Am nächsten Tag haben denn auch zwei linksradikale Täter einen 37-Jährigen direkt nach der Merkel-muss-weg-Demo in Hamburg überfallen. Sie griffen ihn auf dem Nachhauseweg zu zweit an. Zunächst haben sie ihm mehrere Faustschläge verpasst, bis der Mann schließlich auf die Knie sank. Jetzt bemühten sich aufmerksame Passanten dazwischen zu gehen und dem schon auf den Knien befindlichen Mann zu Hilfe zu eilen.
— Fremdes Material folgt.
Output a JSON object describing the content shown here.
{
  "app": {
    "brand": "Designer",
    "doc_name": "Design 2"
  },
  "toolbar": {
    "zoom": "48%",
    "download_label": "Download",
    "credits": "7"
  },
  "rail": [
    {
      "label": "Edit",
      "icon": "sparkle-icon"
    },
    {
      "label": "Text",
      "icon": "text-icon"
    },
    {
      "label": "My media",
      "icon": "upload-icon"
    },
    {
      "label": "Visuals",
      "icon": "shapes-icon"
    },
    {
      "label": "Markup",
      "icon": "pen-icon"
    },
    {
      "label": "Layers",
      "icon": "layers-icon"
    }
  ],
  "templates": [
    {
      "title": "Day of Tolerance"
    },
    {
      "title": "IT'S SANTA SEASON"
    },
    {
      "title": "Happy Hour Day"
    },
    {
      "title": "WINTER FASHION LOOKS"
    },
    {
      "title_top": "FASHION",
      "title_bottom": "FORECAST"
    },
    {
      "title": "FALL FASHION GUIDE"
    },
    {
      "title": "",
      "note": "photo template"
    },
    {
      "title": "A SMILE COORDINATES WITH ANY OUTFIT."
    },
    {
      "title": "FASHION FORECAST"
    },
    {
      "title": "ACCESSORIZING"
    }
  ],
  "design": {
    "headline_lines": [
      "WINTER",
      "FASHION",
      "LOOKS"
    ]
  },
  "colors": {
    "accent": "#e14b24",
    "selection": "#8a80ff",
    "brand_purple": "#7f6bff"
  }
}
Darauf bedrohte der Kleinere von beiden auch sie, während der Riese, ein Zwei-Meter-Kerl, sich weiter seinem Opfer widmete, war ja nur ein „Nazi“. Er verpasste dem bereits Angeschlagenen, der auf die Knie gegangen war, jetzt einen Tritt ins Gesicht, das aber so heftig, dass dieser nach hinten fiel und bewusstlos liegen blieb. Der Mann erlitt ein Schädel-Hirn-Trauma, musste in ein Krankenhaus gebracht und dort stationär aufgenommen werden.

Katharina Fegebank, die „den Rechten keine Chance“ geben will, denn das sind ja alles „echte Nazis“, möchte übrigens nächstes Jahr Erste Bürgermeisterin, also Regierungschefin von Hamburg werden.